The mature approach is a deliberate hybrid model that routes interactions based on complexity, customer value, and brand sensitivity.
Swinscoe explains that “onshoring is more expensive, and therefore providing that service onshore has to be matched up with accounts or customer value that match that cost.
“It might be that they’re able to do it because they’ve got all their digital architecture and automation in place, and they’ve been able to automate all of those things super efficiently.
“Therefore, having an onshore team that can handle those more complaint-led, escalation-led, complex problems generally might make more sense if they’ve got all this other stuff taken care of.”
The strategy laid out by Swinscoe can be seen across the customer service space, with many major BPO providers now offering multi-geography delivery models, with nearshore options in Latin America or Eastern Europe that split the difference between offshore cost savings and onshore cultural alignment.
Culture Before Geography
While offshore versus onshore is clearly an important aspect of running a successful contact center, it is not the only aspect.
Indeed, when asked whether location matters more than how agents are trained, empowered, and supported, Swinscoe is unequivocal:
“I think regardless of where you are in the world, empowering your agents and giving them the right tools is essential.”
He points to a persistent problem that he has seen in recent times: agents navigating more than 10 systems simultaneously to handle standard customer queries.
“The cognitive load of that becomes a bit of a grind. We’re expecting people to train on it and have mastery of all these different things, while being quick, efficient, and empathetic.
“It doesn’t feel like we’re setting people up for success.”
Research from Forrester’s 2025 US Customer Experience Index supports this view.
Customer experience quality in the US hit an all-time low in 2025, declining for the fourth consecutive year.
The study revealed that 25% of American brands saw statistically significant losses in their CX score for the second year in a row, while only 7% improved.
Amongst the root causes of the decline identified, Forrester pointed to declining employee experience, and disappointing technology implementations – reinforcing Swinscoe’s point around agents not being given the best opportunity to thrive in their roles.
Designing the Right Mix
For CX leaders considering whether to bring contact center operations onshore, Swinscoe recommends starting not with technology or geography, but with customer stories.
“Tell me what are the four or five customer archetypes that you have for your products and services,” he suggests.
“Then tell me a story about the experience that you want your customers to have, maybe not now, but in a year’s time. Try not to talk about technology. Talk about it from their perspective.”
Only after mapping those desired experiences should teams work backwards to determine the right balance of local, nearshore, offshore, digital, and automated touchpoints.
“That’s going to help them facilitate better decision making around what do we do and where and why,” he explains.
“But I also think we have to educate ourselves on what the art of the possible and the probable is around the use of technology and digital infrastructure.

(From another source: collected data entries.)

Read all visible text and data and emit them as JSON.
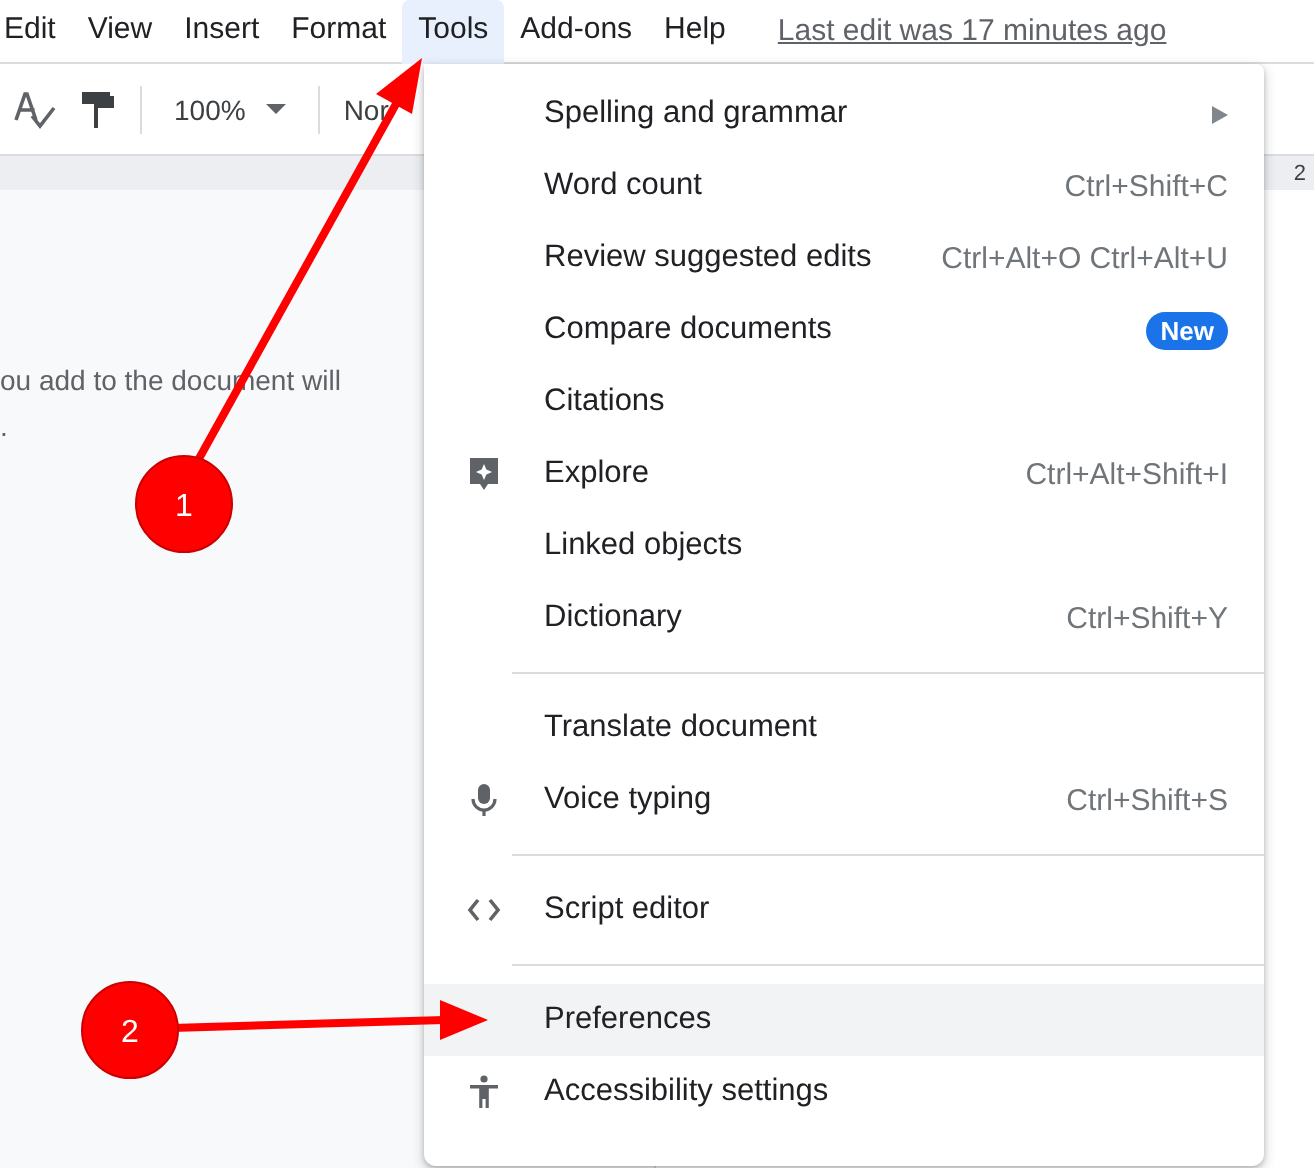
{
  "menubar": {
    "items": [
      {
        "label": "Edit",
        "selected": false
      },
      {
        "label": "View",
        "selected": false
      },
      {
        "label": "Insert",
        "selected": false
      },
      {
        "label": "Format",
        "selected": false
      },
      {
        "label": "Tools",
        "selected": true
      },
      {
        "label": "Add-ons",
        "selected": false
      },
      {
        "label": "Help",
        "selected": false
      }
    ],
    "last_edit": "Last edit was 17 minutes ago"
  },
  "toolbar": {
    "zoom": "100%",
    "style": "Nor"
  },
  "ruler": {
    "mark": "2"
  },
  "document": {
    "lines": [
      "ou add to the document will",
      "."
    ]
  },
  "menu": {
    "sections": [
      {
        "items": [
          {
            "label": "Spelling and grammar",
            "submenu": true,
            "selected": false
          },
          {
            "label": "Word count",
            "shortcut": "Ctrl+Shift+C",
            "selected": false
          },
          {
            "label": "Review suggested edits",
            "shortcut": "Ctrl+Alt+O Ctrl+Alt+U",
            "selected": false
          },
          {
            "label": "Compare documents",
            "badge": "New",
            "selected": false
          },
          {
            "label": "Citations",
            "selected": false
          },
          {
            "label": "Explore",
            "kind": "explore",
            "shortcut": "Ctrl+Alt+Shift+I",
            "selected": false
          },
          {
            "label": "Linked objects",
            "selected": false
          },
          {
            "label": "Dictionary",
            "shortcut": "Ctrl+Shift+Y",
            "selected": false
          }
        ]
      },
      {
        "items": [
          {
            "label": "Translate document",
            "selected": false
          },
          {
            "label": "Voice typing",
            "kind": "mic",
            "shortcut": "Ctrl+Shift+S",
            "selected": false
          }
        ]
      },
      {
        "items": [
          {
            "label": "Script editor",
            "kind": "code",
            "selected": false
          }
        ]
      },
      {
        "items": [
          {
            "label": "Preferences",
            "selected": true
          },
          {
            "label": "Accessibility settings",
            "kind": "accessibility",
            "selected": false
          }
        ]
      }
    ]
  },
  "callouts": [
    {
      "number": "1"
    },
    {
      "number": "2"
    }
  ]
}
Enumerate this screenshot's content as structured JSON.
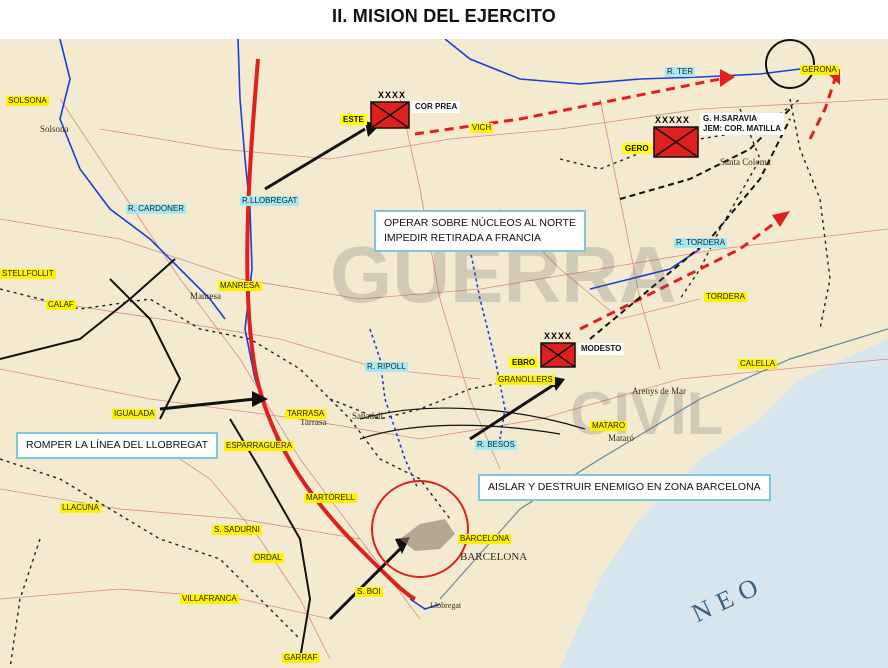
{
  "title": "II. MISION DEL EJERCITO",
  "callouts": {
    "northern": [
      "OPERAR SOBRE NÚCLEOS AL NORTE",
      "IMPEDIR RETIRADA A FRANCIA"
    ],
    "llobregat": "ROMPER LA LÍNEA DEL LLOBREGAT",
    "barcelona": "AISLAR Y DESTRUIR ENEMIGO EN ZONA BARCELONA"
  },
  "units": {
    "este": {
      "tag": "ESTE",
      "echelon": "XXXX",
      "commander": "COR PREA"
    },
    "gero": {
      "tag": "GERO",
      "echelon": "XXXXX",
      "commander_lines": [
        "G. H.SARAVIA",
        "JEM: COR. MATILLA"
      ]
    },
    "ebro": {
      "tag": "EBRO",
      "echelon": "XXXX",
      "commander": "MODESTO"
    }
  },
  "rivers": {
    "ter": "R. TER",
    "cardoner": "R. CARDONER",
    "llobregat": "R.LLOBREGAT",
    "ripoll": "R. RIPOLL",
    "tordera": "R. TORDERA",
    "besos": "R. BESOS"
  },
  "towns_yellow": [
    "SOLSONA",
    "STELLFOLLIT",
    "CALAF",
    "MANRESA",
    "IGUALADA",
    "ESPARRAGUERA",
    "TARRASA",
    "MARTORELL",
    "S. SADURNI",
    "ORDAL",
    "VILLAFRANCA",
    "S. BOI",
    "GARRAF",
    "LLACUNA",
    "BARCELONA",
    "GRANOLLERS",
    "MATARO",
    "CALELLA",
    "TORDERA",
    "GERONA",
    "VICH"
  ],
  "map_places": [
    "Solsona",
    "Manresa",
    "Tarrasa",
    "Sabadell",
    "BARCELONA",
    "Mataró",
    "Arenys de Mar",
    "Santa Coloma",
    "Llobregat"
  ],
  "sea_text": "NEO",
  "watermark": [
    "GUERRA",
    "CIVIL"
  ],
  "colors": {
    "front_line": "#e0201f",
    "advance_red": "#e0201f",
    "arrows": "#111111",
    "rivers": "#1a3fd6",
    "unit_box": "#e0201f",
    "callout_border": "#7ec6e0",
    "tag": "#ffff00"
  }
}
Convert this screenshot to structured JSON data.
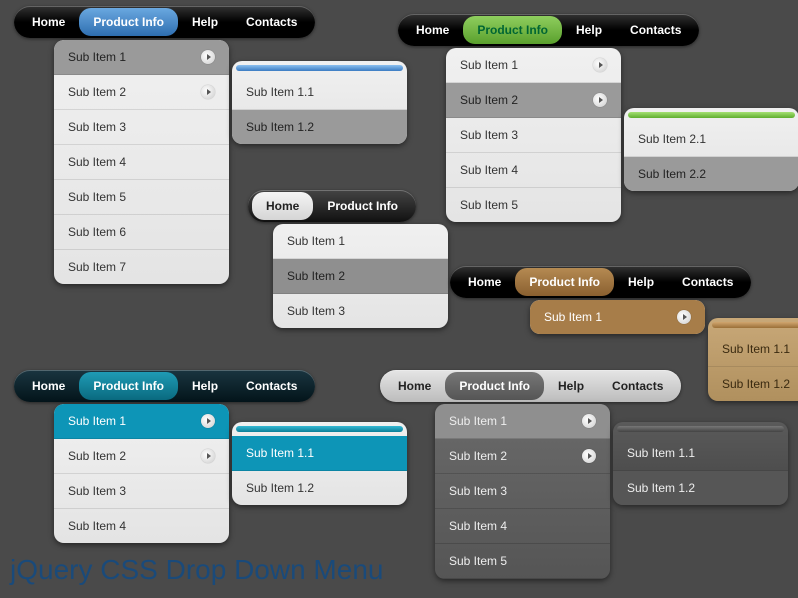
{
  "nav": {
    "home": "Home",
    "product_info": "Product Info",
    "help": "Help",
    "contacts": "Contacts"
  },
  "sub": {
    "i1": "Sub Item 1",
    "i2": "Sub Item 2",
    "i3": "Sub Item 3",
    "i4": "Sub Item 4",
    "i5": "Sub Item 5",
    "i6": "Sub Item 6",
    "i7": "Sub Item 7",
    "s11": "Sub Item 1.1",
    "s12": "Sub Item 1.2",
    "s21": "Sub Item 2.1",
    "s22": "Sub Item 2.2"
  },
  "footer": "jQuery CSS Drop Down Menu",
  "themes": {
    "blue": "#3b7bc2",
    "green": "#5aa02d",
    "teal": "#0d95b7",
    "brown": "#a77d49",
    "grey": "#888888"
  }
}
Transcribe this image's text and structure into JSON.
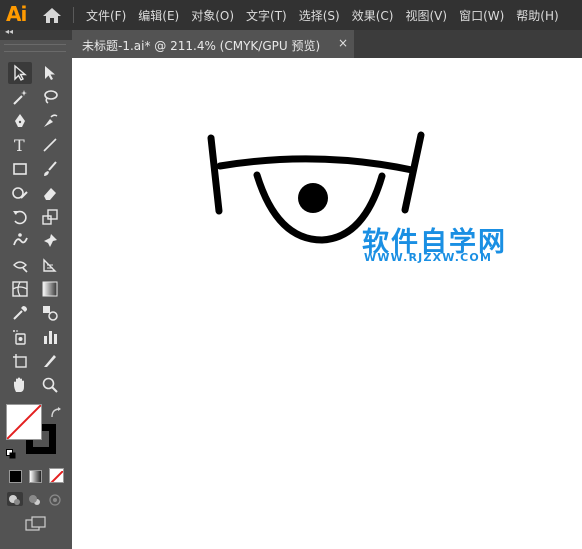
{
  "app": {
    "logo_text": "Ai",
    "brand_color": "#ff9a00"
  },
  "menu": {
    "items": [
      "文件(F)",
      "编辑(E)",
      "对象(O)",
      "文字(T)",
      "选择(S)",
      "效果(C)",
      "视图(V)",
      "窗口(W)",
      "帮助(H)"
    ]
  },
  "panel": {
    "collapse_label": "◂◂"
  },
  "document_tab": {
    "title": "未标题-1.ai* @ 211.4% (CMYK/GPU 预览)",
    "close_label": "×"
  },
  "tools": [
    "selection-tool",
    "direct-selection-tool",
    "magic-wand-tool",
    "lasso-tool",
    "pen-tool",
    "curvature-tool",
    "type-tool",
    "line-segment-tool",
    "rectangle-tool",
    "paintbrush-tool",
    "shaper-tool",
    "eraser-tool",
    "rotate-tool",
    "scale-tool",
    "puppet-warp-tool",
    "pin-tool",
    "free-transform-tool",
    "shape-builder-tool",
    "mesh-tool",
    "gradient-tool",
    "eyedropper-tool",
    "blend-tool",
    "symbol-sprayer-tool",
    "column-graph-tool",
    "artboard-tool",
    "slice-tool",
    "hand-tool",
    "zoom-tool"
  ],
  "colors": {
    "fill": "none",
    "stroke": "#000000",
    "watermark": "#1a8fe3"
  },
  "watermark": {
    "title": "软件自学网",
    "url": "WWW.RJZXW.COM"
  }
}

“I do think that what happens is that many firms get caught up in buying technology and then trying to figure out what they can do with it, rather than being experience-led.”
The VodafoneThree announcement, viewed through this lens, raises as many questions as it answers.
The company hasn’t specified which types of customer interactions will be handled by the repatriated roles.
If they’re routing complex technical issues, business accounts, or vulnerable customer segments to Sheffield and Belfast while maintaining offshore operations for routine inquiries, the move makes strategic sense.
If it’s a blanket shift driven more by optics than operational design, the economics are harder to justify.
What’s clear is that the onshore-offshore debate has moved beyond simple cost arbitrage.
In a world where AI handles the simple stuff, and customers expect seamless, empathetic support for everything else, the question becomes whether organizations are sophisticated enough to deploy them where they actually matter.